29 Novembre 2012

Voci serali

Tempo di lettura: 2 minuti

Adesso il mondo non è più remoto.
Sta tutto addosso a noi,
tutto pigiato nelle
stanze sgomente delle nostre case.

 

Ma ci sono giù in strada dei bambini
che si gridano «ciao».
Una volta, due volte – mentre l’uno
dall’altro si allontana – tre volte, quattro volte,
senza voltarsi indietro.
E le voci si librano nell’aria
finché l’azzurro della sera è solo
loro esclusiva eco.

 

Cinque volte, sei volte, sette volte.
Forse perché si accordano
ai battiti del tempo, ne scandiscono
la diastole e la sistole.
O forse il loro modo di contare
somiglia un poco al mio
quando conto le sillabe dei versi

 

stoltamente sperando che una grazia celeste
mi rimanga impigliata tra le dita.

 

 

Fernando Bandini

 

Tratta dalla raccolta “Dietro i cancelli e altrove” (Garzanti, 2007), questa lirica di Fernando Bandini (Vicenza, 1931) accosta bambini e poeti, assimila il ritmo giocoso di uno spensierato congedo di fine giornata al ritmo in costruzione nei pensieri di un maturo scrittore al lavoro. 

Il ripetuto «ciao» dei bambini riposa nella certezza di un nuovo incontro per l’indomani: si salutano senza nemmeno guardarsi, perché sanno che il mondo continua ad esserci – dietro davanti intorno – e che esso non è una loro immaginazione: si ritroveranno, nel mondo, il giorno dopo, e il loro non «voltarsi indietro» nell’«azzurro della sera» è agli antipodi della stoica postura sostenuta dagli «uomini che non si voltano» nella montaliana «aria di vetro» di “Forse un mattino” (Forse un mattino andando in un’aria di vetro,/ arida, rivolgendomi, vedrò compirsi il miracolo:/ il nulla alle mie spalle, il vuoto dietro/ di me, con un terrore di ubriaco.// Poi come s’uno schermo, s’accamperanno di gitto/ alberi case colli per l’inganno consueto./ Ma sarà troppo tardi; ed io me n’andrò zitto/ tra gli uomini che non si voltano, col mio segreto).
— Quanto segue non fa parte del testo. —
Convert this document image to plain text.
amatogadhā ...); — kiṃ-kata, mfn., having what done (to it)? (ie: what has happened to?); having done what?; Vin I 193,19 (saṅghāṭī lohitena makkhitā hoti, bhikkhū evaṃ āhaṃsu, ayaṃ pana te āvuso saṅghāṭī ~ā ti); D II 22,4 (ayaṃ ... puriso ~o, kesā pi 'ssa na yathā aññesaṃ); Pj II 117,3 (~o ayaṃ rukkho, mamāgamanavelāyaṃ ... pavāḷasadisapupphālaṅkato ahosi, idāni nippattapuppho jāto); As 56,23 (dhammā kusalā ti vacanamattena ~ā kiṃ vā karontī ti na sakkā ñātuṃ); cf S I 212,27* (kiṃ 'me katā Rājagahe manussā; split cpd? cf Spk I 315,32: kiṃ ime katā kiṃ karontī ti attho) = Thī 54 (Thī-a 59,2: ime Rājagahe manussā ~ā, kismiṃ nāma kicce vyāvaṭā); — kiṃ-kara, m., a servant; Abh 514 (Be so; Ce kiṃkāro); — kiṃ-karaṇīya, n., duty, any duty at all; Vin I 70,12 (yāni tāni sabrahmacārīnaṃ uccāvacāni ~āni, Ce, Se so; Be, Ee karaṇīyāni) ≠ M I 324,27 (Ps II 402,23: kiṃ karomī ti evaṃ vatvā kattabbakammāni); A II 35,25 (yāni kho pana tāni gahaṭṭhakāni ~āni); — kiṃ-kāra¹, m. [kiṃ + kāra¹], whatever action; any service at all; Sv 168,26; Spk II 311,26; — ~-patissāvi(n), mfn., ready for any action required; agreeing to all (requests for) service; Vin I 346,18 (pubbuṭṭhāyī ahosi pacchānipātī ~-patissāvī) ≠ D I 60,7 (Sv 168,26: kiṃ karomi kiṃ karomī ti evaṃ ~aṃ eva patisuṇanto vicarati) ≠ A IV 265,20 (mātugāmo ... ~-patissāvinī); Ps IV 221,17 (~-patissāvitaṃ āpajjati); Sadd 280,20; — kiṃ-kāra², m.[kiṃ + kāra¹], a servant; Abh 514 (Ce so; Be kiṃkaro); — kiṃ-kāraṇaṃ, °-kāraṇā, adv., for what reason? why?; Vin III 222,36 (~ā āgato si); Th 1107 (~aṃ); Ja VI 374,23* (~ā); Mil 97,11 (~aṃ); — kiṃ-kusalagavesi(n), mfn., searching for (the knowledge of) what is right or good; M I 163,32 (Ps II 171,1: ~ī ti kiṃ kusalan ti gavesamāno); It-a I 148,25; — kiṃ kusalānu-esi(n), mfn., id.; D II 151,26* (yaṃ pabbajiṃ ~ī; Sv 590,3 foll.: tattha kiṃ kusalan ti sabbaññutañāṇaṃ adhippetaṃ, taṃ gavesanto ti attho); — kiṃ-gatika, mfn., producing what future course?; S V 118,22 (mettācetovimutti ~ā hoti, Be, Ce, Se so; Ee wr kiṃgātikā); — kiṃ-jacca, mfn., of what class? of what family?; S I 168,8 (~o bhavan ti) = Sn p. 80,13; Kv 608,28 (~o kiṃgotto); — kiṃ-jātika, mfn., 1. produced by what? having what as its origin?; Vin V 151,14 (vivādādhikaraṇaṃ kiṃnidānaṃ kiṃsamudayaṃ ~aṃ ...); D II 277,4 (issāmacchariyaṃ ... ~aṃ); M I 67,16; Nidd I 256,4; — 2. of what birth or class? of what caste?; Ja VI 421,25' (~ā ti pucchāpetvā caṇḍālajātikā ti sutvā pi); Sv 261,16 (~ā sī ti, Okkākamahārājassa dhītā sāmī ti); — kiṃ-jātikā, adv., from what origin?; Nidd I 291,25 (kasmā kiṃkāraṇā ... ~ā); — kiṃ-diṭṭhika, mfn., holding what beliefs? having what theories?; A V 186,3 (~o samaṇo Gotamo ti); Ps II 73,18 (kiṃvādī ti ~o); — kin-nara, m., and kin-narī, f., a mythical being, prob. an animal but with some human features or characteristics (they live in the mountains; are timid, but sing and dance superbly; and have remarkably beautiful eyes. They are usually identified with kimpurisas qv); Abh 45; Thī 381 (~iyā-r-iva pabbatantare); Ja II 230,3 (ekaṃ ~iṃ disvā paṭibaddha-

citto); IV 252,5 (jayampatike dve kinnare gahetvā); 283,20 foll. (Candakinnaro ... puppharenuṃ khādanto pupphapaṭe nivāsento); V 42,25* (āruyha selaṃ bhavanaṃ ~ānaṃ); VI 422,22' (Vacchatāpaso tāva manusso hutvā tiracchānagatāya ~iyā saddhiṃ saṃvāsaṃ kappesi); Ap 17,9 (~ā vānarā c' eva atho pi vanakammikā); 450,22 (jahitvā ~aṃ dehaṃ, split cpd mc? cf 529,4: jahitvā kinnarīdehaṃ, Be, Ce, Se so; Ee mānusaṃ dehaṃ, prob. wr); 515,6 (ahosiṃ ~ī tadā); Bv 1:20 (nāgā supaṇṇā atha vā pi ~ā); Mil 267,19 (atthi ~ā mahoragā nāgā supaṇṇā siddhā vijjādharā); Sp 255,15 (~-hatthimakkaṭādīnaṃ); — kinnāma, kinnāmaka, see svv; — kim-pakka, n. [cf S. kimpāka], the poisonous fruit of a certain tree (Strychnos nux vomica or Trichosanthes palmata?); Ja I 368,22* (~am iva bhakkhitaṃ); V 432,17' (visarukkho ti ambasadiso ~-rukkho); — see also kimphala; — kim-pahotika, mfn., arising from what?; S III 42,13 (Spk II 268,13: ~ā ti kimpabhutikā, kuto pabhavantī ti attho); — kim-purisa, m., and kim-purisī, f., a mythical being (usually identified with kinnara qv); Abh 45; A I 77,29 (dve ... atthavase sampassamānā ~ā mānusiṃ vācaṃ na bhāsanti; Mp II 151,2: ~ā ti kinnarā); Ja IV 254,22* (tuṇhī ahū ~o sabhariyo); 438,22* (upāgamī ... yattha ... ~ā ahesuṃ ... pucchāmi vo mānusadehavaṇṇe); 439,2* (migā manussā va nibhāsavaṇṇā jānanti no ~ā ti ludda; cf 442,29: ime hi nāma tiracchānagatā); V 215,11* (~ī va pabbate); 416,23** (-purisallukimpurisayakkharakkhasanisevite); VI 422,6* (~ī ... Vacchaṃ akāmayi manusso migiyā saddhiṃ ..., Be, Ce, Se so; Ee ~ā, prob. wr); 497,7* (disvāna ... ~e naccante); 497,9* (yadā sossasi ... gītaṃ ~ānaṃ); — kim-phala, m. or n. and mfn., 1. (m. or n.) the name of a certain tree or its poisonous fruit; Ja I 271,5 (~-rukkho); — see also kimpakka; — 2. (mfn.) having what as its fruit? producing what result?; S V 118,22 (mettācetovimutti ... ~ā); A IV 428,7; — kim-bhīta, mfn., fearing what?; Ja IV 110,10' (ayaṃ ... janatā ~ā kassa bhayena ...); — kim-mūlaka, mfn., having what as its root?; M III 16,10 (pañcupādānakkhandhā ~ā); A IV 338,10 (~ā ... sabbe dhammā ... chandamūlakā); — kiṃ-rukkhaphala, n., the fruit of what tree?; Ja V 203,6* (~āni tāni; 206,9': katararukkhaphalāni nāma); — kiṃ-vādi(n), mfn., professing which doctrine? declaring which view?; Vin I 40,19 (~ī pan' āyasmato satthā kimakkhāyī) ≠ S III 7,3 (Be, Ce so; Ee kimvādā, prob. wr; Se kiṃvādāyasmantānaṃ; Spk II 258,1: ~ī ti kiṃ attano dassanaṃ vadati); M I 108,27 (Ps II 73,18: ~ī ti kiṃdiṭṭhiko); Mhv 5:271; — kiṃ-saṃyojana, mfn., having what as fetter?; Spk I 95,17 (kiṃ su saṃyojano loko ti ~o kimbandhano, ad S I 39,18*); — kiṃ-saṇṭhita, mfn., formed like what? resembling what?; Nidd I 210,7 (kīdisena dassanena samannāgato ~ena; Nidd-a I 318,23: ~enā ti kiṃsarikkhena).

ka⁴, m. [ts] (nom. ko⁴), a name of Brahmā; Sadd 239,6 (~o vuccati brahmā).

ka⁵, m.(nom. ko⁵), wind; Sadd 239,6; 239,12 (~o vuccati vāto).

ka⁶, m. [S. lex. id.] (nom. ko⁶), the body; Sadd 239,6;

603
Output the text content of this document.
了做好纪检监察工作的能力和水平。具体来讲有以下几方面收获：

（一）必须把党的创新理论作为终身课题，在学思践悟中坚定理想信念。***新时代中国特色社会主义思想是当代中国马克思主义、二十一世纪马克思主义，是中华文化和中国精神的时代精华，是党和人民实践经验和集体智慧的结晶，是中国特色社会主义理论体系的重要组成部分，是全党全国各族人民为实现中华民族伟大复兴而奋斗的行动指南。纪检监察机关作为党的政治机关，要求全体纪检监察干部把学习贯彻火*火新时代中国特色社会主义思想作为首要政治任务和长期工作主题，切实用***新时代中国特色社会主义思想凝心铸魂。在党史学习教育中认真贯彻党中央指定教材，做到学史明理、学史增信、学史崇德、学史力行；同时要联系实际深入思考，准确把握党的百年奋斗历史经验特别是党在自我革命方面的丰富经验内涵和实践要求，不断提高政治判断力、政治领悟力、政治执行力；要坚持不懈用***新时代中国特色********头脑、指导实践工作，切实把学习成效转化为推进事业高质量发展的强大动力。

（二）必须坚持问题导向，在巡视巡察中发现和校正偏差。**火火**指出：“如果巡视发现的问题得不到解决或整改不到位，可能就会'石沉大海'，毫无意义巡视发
A Bandini il lieto reiterato salutarsi dei ragazzini suggerisce una speranza, e l’avverbio «stoltamente» richiama di nuovo Montale, stavolta quello di “Prima del viaggio”: «Un imprevisto / è la sola speranza. Ma mi dicono / che è una stoltezza dirselo».
Forse la speranza non detta è che quei bambini ritornino, la sera successiva e in altre sere. Chissà che non facciano ancora presagire l’imprevisto di una «grazia celeste» che si impigli «fra le dita» e nella vita del poeta. E nella vita degli uomini che, voltandosi, li vedranno salutarsi e darsi, senza nemmeno dirselo, un appuntamento per domani.